Kenyans will from today be able to send and receive money to UK through Safaricom's M-pesa in the company's first commercial cross-border transfer service whose details will be announced later on Tuesday.
The move opens up the service --which has contributed to the slow decline in usage of more traditional money transfer solutions -- to the lucrative remittances market and sets the stage for a new battle on the international front between local mobile operators.
Safaricom's competitor in the market, Zain, just under a month ago, unveiled a service that allows subscribers to send or receive money anywhere in the world using the Zap platform.
Safaricom has been actively pursuing a link with its UK affiliate, Vodafone, to allow subscribers on its network to send virtual cash across borders since it launched the service over two years ago.
According to sources involved in trials for the service launched in 2008, the proposed rates for an M-pesa transaction between Kenya and Uganda are Sh480 (£4) for amounts between Sh0-18,000 and Sh720 (£6) for amounts between Sh18,120 and Sh30,000 (£151 - £250).
The rapid adoption and frequent use of M-pesa has translated to Safaricom emerging as the local market leader in mobile money transfers, mostly due to its low pricing model and the fact that it is available on the mobile phone.
M-pesa now has more than seven million users and boasts an agent network that exceeds the total number of bank branches in the country.
"By allowing money to flow electronically rather than physically, M-pesa lessens, and in some cases eliminates, many of the spatial and temporal barriers to money transfer. This releases money flows in Kenya and allows such flows to penetrate rural areas where cash is difficult to access," said Olga Morawczynski, in a CGAP research note.
Another pillar in the product's success has been the fact that users do not need a bank account to use the service, a fact that Safaricom chief executive, Michael Joseph, says has pushed the product to prominence.
The market will be keen to see if the product will have the same success in the international market, where money transfers are typically expensive and out of the reach of the unbanked population.
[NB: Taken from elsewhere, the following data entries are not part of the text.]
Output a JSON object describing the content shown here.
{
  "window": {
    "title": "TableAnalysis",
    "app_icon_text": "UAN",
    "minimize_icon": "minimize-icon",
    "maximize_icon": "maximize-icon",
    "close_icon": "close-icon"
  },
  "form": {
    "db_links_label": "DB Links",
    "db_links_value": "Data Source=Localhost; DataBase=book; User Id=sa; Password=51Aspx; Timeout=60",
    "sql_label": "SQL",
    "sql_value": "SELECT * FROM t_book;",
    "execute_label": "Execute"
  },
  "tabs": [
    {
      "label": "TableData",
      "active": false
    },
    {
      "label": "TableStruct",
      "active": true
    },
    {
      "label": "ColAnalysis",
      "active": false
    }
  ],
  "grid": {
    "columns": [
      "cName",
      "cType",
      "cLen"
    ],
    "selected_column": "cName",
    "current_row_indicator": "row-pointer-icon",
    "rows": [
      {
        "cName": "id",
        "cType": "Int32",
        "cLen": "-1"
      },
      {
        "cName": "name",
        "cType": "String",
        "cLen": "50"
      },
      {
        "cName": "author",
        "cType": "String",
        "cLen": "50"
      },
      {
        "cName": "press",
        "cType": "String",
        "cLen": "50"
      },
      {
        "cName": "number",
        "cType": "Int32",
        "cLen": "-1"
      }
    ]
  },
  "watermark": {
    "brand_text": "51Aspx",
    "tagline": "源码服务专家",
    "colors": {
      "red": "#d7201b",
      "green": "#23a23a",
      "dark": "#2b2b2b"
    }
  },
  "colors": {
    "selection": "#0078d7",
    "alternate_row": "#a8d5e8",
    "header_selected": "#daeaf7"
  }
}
Analysts say the fact that international transfers is a new and untapped market, the entry of mobile providers could set the stage for price battles in the industry.
"Apart from the convenience factor, unless prices come down to comparable levels -- or at least somewhat closer to the cost of sending money domestically -- there is still a long way to go before the potential of international mobile money transfers can be realised," said Sanket Mohapatra of the World Bank.
Mobile firms have turned to borderless mobile money transfers as the next frontier in the industry's development in the last month, hoping to cash in on the lucrative remittances market.
The Central Bank of Kenya last month said remittances totalled $611 million in 2008, up from $573 million in 2007 and are set to continue rising this year.
More than half of remittances have come from North America and Europe in each of the past five years.
"Our survey shows a general downward trend in remittances flow between January and June 2009, and an upward trend in the next two months," said Charles Gitari Koori, Director Research Department of the CBK.
In August remittances inflow increased by 11.1 per cent to $55 million from $50 million in July.
Tapping into this inflow is likely to provide mobile operators with a new source of income in an attempt to diversify products as revenues from traditional activities decline in line with a more competitive environment and economic conditions.
Safaricom's latest move indicates it has surpassed yet another regulatory test.
Analysts say cross-border transactions are likely to refresh debate on how the movement of money is managed in the developed world, where regulatory issues have held back the launch of the service for over a year and a half.
By May of this year, Safaricom was still trying to get a formal go-ahead for the service from CBK, nearly two years after launching the trials.
Today's launch indicates the firm has satisfied both British and Kenyan authorities that the service is not prone to money laundering and satisfies the know-your-customer-rules which enable authorities to track transactions.
In an earlier interview with Business Daily, Pauline Vaughan, the M-pesa Product Manager, said trial participants in UK were able to send money to Kenyan phone numbers via a web interface; thereafter being able to collect their cash from about 10 outlets.
Safaricom's is a different model than that employed by Zain, which has opted to leverage banking relationships to create a borderless mobile money transfer solution.
Launched in late September, Zain's service allows users to receive money from anywhere in the world directly to their mobile handsets as well as send funds directly to their bank accounts.
To roll out the service, Zain is relying heavily on the banking industry, through its partnership with Standard Chartered and Citigroup, which processes transactions using existing relationships with banks all over the world.
In order to operate the new service, Zain pools funds in an account held at Standard Chartered under the name Zap Trust Company.
It is into this account that any deposits or withdrawals between banks are made before the Zap system forwards the virtual money to a Zain subscriber on their Zap accounts.
"The product brings together the security of traditional banking infrastructure with the convenience of the mobile phone," said George Held, the Products and Innovation Director at Zain Group.
Zain is still working out regulatory issues such as how much can be transferred through the service, which is active within East Africa, on a country-to-country basis.